The abstract machine creates objects of implicit lifetime types as needed to give the program defined behavior. If there exists a set of such objects, with corresponding points of creation, whose creation would give the program defined behavior, then the program has that behavior. Otherwise, the behavior of the program is undefined.

The coherence of the above rule hinges on a key observation: changing the set of objects that are implicitly created can only change whether a particular program execution has defined behavior, not what the behavior is.

The point of creation of such an implicit object is sequenced either immediately before or immediately after some evaluation within the program execution. For simplicity, we require such an evaluation to already exist in the program’s execution. (This theoretically might not be the case if two unsequenced evaluations in distinct threads race to create a new object; we do not propose to cover such cases.)

2.3. Type punning

We do not wish an example such as the following to become valid:

float do_bad_things(int n) {
  alignof(int) alignof(float)
    char buffer[max(sizeof(int), sizeof(float))];
  *(int*)buffer = n;      // #1
  return (*float*)buffer; // #2
}

The proposed rule would permit an int object to spring into existence to make line #1 valid, and would permit a float object to likewise spring into existence to make line #2 valid.

However, this example still does not have defined behavior under the proposed rule. The reason is a consequence of [basic.life]p4:

The properties ascribed to objects and references throughout this document apply for a given object or reference only during its lifetime.

Specifically, the value held by an object is only stable throughout its lifetime. When the lifetime of the int object in line #1 ends (when its storage is reused by the float object in line #2), its value is gone. Symmetrically, when the float object is created, the object has an indeterminate value ([dcl.init]p12), and therefore any attempt to load its value results in undefined behavior.

Thus we retain the property (essential to modern scalar type-based alias analysis) that loads of some scalar type can be considered to not alias earlier stores of unrelated scalar types.

2.4. Constant expressions

Constant expression evaluation is currently very conservative with regard to object creation. There is a tension here: on the one hand, constant expression evaluation gives us an opportunity to disallow runtime program semantics that we consider undesirable or problematic, and on the other hand, users strongly desire a full compile-time evaluation mechanism with the same semantics as the base language.

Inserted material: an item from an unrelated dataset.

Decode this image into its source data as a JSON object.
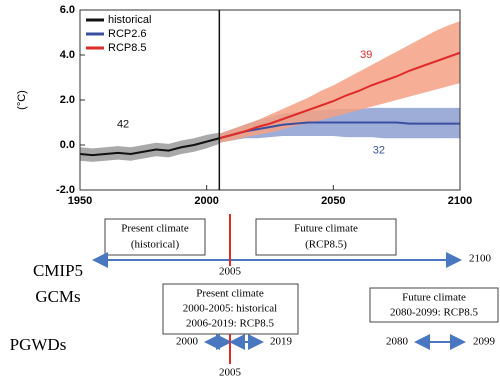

Following the existing conservatism in constant expression evaluation (eg, the disallowance of changing the active member of a union), we propose that the implicit creation of objects should not be performed during such evaluation.

2.5. Practical examples

std::vector<int> vi;
vi.reserve(4);
vi.push_back(1);
int *p = &vi.back();
vi.push_back(2);
vi.push_back(3);
int n = *p;

Within the implementation of vector, some storage is allocated to hold an array of up to 5 ints. Ignoring minor differences, there are two ways to create implicit objects to give the execution of this program defined behavior: within the allocated storage, either an int[3] object or an int[4] object is created. Both are correct interpretations of the program, and naturally both result in the same behavior. We can choose to view the program as being in the superposition of those two states. If we add a fourth push_back call to the program prior to the initialization of n, then only the int[4] interpretation remains valid.

void process(Stream *stream) {
  unique_ptr<char[]> buffer = stream->read();
  if (buffer[0] == FOO)
    process_foo(reinterpret_cast<Foo*>(buffer.get())); // #1
  else
    process_bar(reinterpret_cast<Bar*>(buffer.get())); // #2
}

In this case, the program would have defined behavior if an object of type Foo or Bar (as appropriate for the content of the incoming data) were implicitly created prior to Stream::read populating its buffer. Therefore, regardless of which arm of the if is taken, there is a set of implicit objects sufficient to give the program defined behavior, and thus the behavior of the program is defined.

3. Acknowledgements

Thanks to Ville Voutilainen for raising this problem, and to the members of SG12 for discussing possible solutions.